Antonio is not alone. Doctors still aren’t sure why “long-haulers” continue to suffer the consequences of the disease months later or whether the symptoms will stay with them for the rest of their lives. But public health experts say it’s increasingly clear that many thousands of patients face long-term effects from the virus.
Long-haulers “are in every country, in every language,” Igor J. Koralnik, who started a program for covid-19 neurocognitive problems at Northwestern Memorial Hospital in Chicago, told The Post in October. “It’s going to be a big problem. It’s not going to go away.”
So far, clinicians have learned the long-term effects can impact both the old and the young, regardless of whether the case was mild or required hospitalization. Many long-haulers have turned to social media groups to share their experiences and advice.
Antonio, who lives in Edmonton and whose story was first reported by the CBC, said she had been taking precautions and working from home for a month before she got sick. Her best guess is that she caught the virus on a run to the grocery store. She began feeling symptoms around March 25.
But because she did not have a cough, which doctors and health experts then said was one of covid-19′s main symptoms, Antonio thought she only had a stomach flu.
She stayed home and started to feel like herself again days later. But every time she thought she was recovering, symptoms would return. In the next three months, old symptoms and new, graver ones left Antonio tied to her couch. The fatigue was so bad she could shower only a couple of times a week. Her blood oxygen levels would drop dangerously low whenever she took short steps. One day, her brain was so foggy that she could not remember how to hold a glass.
It wasn’t until mid-May when she was taken to the emergency room for the first time. Alone in her bedroom and fighting a high fever, Antonio began hallucinating. Then, she could not feel half of her body or her face. The hospital tested her for the coronavirus, but her results came back negative so she was sent home. About a week later, she was back. She would return two more times in the following months.
“I had every test you could imagine,” she said. But her doctors could still not figure out what exactly was wrong with her. An emergency room doctor suggested she might have long-term covid-19 effects and referred her to a special clinic.

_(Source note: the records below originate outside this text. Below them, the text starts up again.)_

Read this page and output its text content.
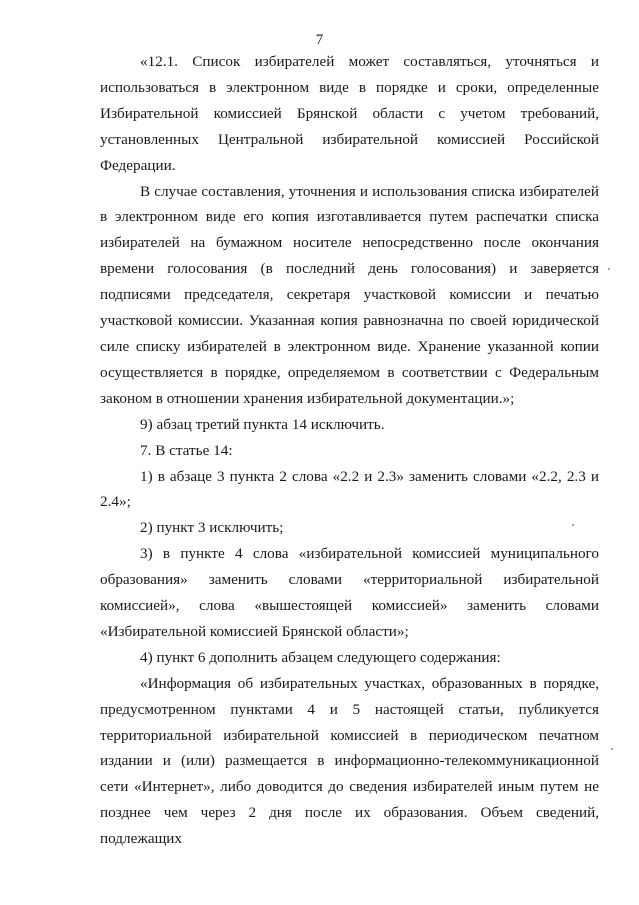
7

«12.1. Список избирателей может составляться, уточняться и использоваться в электронном виде в порядке и сроки, определенные Избирательной комиссией Брянской области с учетом требований, установленных Центральной избирательной комиссией Российской Федерации.

В случае составления, уточнения и использования списка избирателей в электронном виде его копия изготавливается путем распечатки списка избирателей на бумажном носителе непосредственно после окончания времени голосования (в последний день голосования) и заверяется подписями председателя, секретаря участковой комиссии и печатью участковой комиссии. Указанная копия равнозначна по своей юридической силе списку избирателей в электронном виде. Хранение указанной копии осуществляется в порядке, определяемом в соответствии с Федеральным законом в отношении хранения избирательной документации.»;

9) абзац третий пункта 14 исключить.

7. В статье 14:

1) в абзаце 3 пункта 2 слова «2.2 и 2.3» заменить словами «2.2, 2.3 и 2.4»;

2) пункт 3 исключить;

3) в пункте 4 слова «избирательной комиссией муниципального образования» заменить словами «территориальной избирательной комиссией», слова «вышестоящей комиссией» заменить словами «Избирательной комиссией Брянской области»;

4) пункт 6 дополнить абзацем следующего содержания:

«Информация об избирательных участках, образованных в порядке, предусмотренном пунктами 4 и 5 настоящей статьи, публикуется территориальной избирательной комиссией в периодическом печатном издании и (или) размещается в информационно-телекоммуникационной сети «Интернет», либо доводится до сведения избирателей иным путем не позднее чем через 2 дня после их образования. Объем сведений, подлежащих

In June, she tested positive for coronavirus antibodies. In July, doctors at a clinic for coronavirus survivors diagnosed her with arthritis and a condition that causes her heartbeat to raise significantly when standing. “But doctors couldn’t explain why my oxygen was still dropping every time I walked or any other symptoms,” she said.
Antonio turned to other long-haulers for more information, joining a Facebook group where she learned, for example, that she wasn’t alone in smelling cigarettes when no one was smoking near her. Other people experienced random smells too, they told her.
“I had a lot of questions and the doctors didn’t have a lot of answers. It was all so new to everyone,” Antonio said. “I just wanted to see if what I was experiencing was ‘normal.’ It was very comforting to know that I wasn’t alone.”
Although her symptoms persisted, in August, Antonio voluntarily returned to the law firm where she works as a criminal lawyer. Some days, she feels okay. But the increased heart rate, shortness of breath, joint pain and headaches are usually daily ailments. She also still suffers from blurry vision and gets skin rashes. Her doctors have now told her it’s possible that her long-term symptoms will come and go for the rest of her life. For now, Antonio said she is taking it one day at a time.
“I’m definitely worried it will be permanent,” she said. “It’s very overwhelming if I think that this is how the rest of my life is going to be.”
Antonio added: “When I have a good day, I no longer think that it will be over. I know I’ll have bad days again. It makes you feel hopeless.”